Thursday, 4 December 2008

Talent is a dog from hell

Millichamp & Hall's retro bat brought to mind Mark Lathwell, who used to use one. If you ever read Mark Lathwell's name now, it's almost always in connection with one theme: lost promise, missed opportunity, a talent gone to waste.

Lathwell's professional life turned on one glorious year when he was 21. He got into the Somerset side, and made 175 for England A against Tasmania. It was an innings that had everyone who saw it drooling, including England's chief selector Ted Dexter who went into the pavilion afterwards to congratulate him. Wisden wrote, 'Not since David Gower has a youngster quickened the pulse like Lathwell'.

He was called into a stumbling England side to play Australia just as the hot streak in his batting cooled in the summer of 1993. He played two Tests and scored 20, 33, 0 and 25, not the worst start, especially for an England player, especially against Australia. But he was dropped, and that was essentially it. The first 'whatever happened to Mark Lathwell' article came out in the Independent in 1996. By 2001, aged just 30, disillusioned and beaten, he retired. 

Seven years on, he still appears in pieces like the Observer's 'Top 10 Squandered Talents' (there's a headline to make you feel good about yourself: also on the list, Gazza and Graeme Hick). But lists like this have just one notion of talent - that someone makes something look easy, or more accurately, that however well they do, they look like they should be doing better. They also tend to focus on early promise.

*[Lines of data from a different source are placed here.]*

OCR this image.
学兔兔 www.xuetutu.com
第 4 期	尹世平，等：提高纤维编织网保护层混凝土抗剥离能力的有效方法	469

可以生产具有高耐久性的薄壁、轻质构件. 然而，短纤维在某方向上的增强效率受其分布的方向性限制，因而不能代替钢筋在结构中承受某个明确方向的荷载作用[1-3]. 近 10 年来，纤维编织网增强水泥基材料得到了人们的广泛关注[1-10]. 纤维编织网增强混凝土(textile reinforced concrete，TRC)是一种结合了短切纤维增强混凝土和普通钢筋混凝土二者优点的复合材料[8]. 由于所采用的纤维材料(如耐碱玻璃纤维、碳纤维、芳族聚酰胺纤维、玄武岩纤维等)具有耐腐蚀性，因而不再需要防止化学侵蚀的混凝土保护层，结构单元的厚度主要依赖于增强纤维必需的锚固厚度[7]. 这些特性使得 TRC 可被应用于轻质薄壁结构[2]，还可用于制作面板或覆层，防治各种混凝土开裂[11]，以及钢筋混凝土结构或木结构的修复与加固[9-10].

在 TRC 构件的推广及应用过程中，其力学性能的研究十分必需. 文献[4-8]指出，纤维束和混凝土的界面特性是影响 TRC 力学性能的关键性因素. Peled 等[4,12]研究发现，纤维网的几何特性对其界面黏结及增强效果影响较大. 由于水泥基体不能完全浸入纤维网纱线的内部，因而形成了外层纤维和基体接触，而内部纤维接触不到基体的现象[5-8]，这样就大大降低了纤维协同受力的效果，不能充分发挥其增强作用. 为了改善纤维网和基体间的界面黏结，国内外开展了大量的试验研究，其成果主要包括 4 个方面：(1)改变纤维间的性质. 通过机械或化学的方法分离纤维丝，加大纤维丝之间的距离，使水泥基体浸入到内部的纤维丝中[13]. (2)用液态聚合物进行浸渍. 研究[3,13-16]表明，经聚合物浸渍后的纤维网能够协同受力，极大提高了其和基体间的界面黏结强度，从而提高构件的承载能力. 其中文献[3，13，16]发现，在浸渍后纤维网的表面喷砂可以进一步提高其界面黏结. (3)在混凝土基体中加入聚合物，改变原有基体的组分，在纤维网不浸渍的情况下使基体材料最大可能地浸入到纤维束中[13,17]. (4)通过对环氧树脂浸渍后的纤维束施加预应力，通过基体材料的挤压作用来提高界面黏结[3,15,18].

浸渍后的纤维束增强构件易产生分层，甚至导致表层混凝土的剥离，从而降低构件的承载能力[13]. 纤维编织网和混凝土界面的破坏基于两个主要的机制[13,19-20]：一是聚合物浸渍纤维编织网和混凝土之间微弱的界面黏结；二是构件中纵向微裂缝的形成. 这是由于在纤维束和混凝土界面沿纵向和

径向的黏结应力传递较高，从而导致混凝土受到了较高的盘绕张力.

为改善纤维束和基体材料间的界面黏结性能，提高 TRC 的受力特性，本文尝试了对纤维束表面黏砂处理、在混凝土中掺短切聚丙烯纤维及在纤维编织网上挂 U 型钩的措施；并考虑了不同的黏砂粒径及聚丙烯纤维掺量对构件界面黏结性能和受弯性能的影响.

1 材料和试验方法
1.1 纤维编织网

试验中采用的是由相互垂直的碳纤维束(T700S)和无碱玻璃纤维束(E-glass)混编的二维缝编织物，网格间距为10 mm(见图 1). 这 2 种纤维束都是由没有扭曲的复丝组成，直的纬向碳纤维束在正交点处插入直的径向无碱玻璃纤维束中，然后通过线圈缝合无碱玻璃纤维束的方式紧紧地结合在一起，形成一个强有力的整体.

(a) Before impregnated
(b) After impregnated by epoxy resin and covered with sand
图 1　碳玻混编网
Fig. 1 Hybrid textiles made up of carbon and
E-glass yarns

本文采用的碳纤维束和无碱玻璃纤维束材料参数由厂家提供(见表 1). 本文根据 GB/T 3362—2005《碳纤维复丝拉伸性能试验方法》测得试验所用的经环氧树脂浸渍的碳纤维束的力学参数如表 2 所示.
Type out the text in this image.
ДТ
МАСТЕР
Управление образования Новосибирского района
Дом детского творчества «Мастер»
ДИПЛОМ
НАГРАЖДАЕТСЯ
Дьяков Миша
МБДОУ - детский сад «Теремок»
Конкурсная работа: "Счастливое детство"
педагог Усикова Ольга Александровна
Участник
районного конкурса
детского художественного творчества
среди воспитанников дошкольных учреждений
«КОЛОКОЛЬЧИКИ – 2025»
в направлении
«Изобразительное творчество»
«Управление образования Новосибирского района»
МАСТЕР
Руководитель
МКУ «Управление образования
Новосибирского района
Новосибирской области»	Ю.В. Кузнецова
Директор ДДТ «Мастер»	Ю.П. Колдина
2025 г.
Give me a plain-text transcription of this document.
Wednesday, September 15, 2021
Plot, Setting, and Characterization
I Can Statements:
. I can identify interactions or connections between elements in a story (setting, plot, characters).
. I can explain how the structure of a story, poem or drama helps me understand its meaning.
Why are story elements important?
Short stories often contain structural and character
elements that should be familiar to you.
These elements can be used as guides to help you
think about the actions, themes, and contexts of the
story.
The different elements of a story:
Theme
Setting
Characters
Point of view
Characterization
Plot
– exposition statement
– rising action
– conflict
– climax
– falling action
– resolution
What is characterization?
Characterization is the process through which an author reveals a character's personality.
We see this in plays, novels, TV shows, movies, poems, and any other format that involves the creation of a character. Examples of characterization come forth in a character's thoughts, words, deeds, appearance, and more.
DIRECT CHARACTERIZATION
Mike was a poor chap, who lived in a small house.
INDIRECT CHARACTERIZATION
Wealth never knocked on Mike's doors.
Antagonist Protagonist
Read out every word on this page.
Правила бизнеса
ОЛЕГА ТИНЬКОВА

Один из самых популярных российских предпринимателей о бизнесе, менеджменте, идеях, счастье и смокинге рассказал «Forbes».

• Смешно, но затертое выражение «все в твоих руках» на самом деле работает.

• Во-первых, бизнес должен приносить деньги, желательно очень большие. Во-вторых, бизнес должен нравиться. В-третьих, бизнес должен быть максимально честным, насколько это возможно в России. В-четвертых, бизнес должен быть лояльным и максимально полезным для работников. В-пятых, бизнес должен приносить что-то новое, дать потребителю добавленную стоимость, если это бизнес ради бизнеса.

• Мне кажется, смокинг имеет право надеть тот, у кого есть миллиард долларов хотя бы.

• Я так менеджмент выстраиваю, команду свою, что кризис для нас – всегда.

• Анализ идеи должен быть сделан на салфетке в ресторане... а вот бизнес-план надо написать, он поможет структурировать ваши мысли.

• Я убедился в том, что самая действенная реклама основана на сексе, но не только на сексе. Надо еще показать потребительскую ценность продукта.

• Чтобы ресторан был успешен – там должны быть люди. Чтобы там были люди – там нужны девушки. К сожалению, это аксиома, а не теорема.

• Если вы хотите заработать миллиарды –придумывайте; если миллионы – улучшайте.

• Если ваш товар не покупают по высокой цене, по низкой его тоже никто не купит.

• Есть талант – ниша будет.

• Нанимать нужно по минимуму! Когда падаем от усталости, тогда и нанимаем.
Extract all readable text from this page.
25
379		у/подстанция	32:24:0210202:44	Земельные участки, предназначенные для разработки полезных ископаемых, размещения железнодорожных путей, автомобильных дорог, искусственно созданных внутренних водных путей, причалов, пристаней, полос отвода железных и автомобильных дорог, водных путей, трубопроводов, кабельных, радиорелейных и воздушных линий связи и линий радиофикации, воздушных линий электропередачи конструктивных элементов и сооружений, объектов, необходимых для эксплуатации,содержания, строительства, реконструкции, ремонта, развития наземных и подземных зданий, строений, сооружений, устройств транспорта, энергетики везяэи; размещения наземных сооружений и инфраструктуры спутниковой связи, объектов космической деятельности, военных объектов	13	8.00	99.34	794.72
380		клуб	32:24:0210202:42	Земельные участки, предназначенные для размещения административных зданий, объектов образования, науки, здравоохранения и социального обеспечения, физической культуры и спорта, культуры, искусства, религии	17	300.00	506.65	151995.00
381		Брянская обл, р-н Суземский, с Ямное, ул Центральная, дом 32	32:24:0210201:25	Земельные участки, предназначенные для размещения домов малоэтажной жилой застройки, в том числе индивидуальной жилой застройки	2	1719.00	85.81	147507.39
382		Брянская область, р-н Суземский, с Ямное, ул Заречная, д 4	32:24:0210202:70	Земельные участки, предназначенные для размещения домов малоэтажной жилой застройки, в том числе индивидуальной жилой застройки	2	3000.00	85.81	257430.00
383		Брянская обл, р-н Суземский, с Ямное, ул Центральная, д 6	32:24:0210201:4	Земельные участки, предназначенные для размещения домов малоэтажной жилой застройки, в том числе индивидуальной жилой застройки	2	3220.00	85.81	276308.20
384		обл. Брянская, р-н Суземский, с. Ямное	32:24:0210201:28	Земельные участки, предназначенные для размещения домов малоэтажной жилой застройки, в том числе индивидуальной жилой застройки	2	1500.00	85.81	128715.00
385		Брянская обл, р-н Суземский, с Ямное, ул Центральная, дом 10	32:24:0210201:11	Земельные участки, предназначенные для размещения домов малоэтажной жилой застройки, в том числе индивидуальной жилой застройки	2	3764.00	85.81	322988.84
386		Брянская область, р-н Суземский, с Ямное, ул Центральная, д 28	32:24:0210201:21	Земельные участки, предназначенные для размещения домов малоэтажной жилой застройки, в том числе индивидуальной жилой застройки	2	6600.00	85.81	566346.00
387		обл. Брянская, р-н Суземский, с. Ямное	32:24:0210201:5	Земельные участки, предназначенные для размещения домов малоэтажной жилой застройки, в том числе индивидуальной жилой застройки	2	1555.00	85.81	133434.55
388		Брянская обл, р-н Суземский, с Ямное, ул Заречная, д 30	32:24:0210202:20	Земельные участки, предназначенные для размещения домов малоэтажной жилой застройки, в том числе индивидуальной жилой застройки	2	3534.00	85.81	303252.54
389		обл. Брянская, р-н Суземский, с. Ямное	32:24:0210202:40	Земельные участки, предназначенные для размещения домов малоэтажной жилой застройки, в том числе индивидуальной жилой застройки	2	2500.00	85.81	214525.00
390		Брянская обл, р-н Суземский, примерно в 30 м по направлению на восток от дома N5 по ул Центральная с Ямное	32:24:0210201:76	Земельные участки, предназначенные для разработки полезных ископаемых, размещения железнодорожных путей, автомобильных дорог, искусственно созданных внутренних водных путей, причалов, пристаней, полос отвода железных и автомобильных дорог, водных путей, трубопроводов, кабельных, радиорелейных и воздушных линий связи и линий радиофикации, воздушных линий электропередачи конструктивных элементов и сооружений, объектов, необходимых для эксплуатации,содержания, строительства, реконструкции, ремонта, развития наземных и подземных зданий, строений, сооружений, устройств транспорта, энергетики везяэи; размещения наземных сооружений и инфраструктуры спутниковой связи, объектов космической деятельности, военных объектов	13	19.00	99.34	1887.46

Just recently, 'thinker' Malcolm Gladwell and Ed 'ET' Smith have touched on developmental theories that affect the perception of talent, in particular one that suggests that most Premiership footballers are born in the autumn, thus giving them advantages throughout the various age group competitions as they grow up. 

These studies focus on physical development. Mark Lathwell, like Graeme Hick, just had a diffident nature, something they will always have. Hick said to the Guardian, 'My kids have become more aware of my career. They watched my retirement being announced on the news and my son just said, 'that's my dad', and he came and sat next to me and he held me. And he wouldn't let go for the next hour. I sat there thinking, Of course I would like to have scored 30 Test hundreds but I might not be the person that I am if I'd done that.'

It's hard to know too how theories account for late developers. When Kevin Pietersen was 21, his was the name on no-one's lips. He didn't appear to be the kind of guy who could one day switch hit Murali in a Test match. 

Talent comes out, but it's an ineffable quality, subject to other forces. To say Mark Lathwell squandered his, and Hick his, just betrays a lack of understanding of what talent is. They got as far as they could get. That's not the sadness of Mark Lathwell's career. The sadness is that he'll forever be appearing on those lists when he doesn't deserve to. He used a nice bat, too.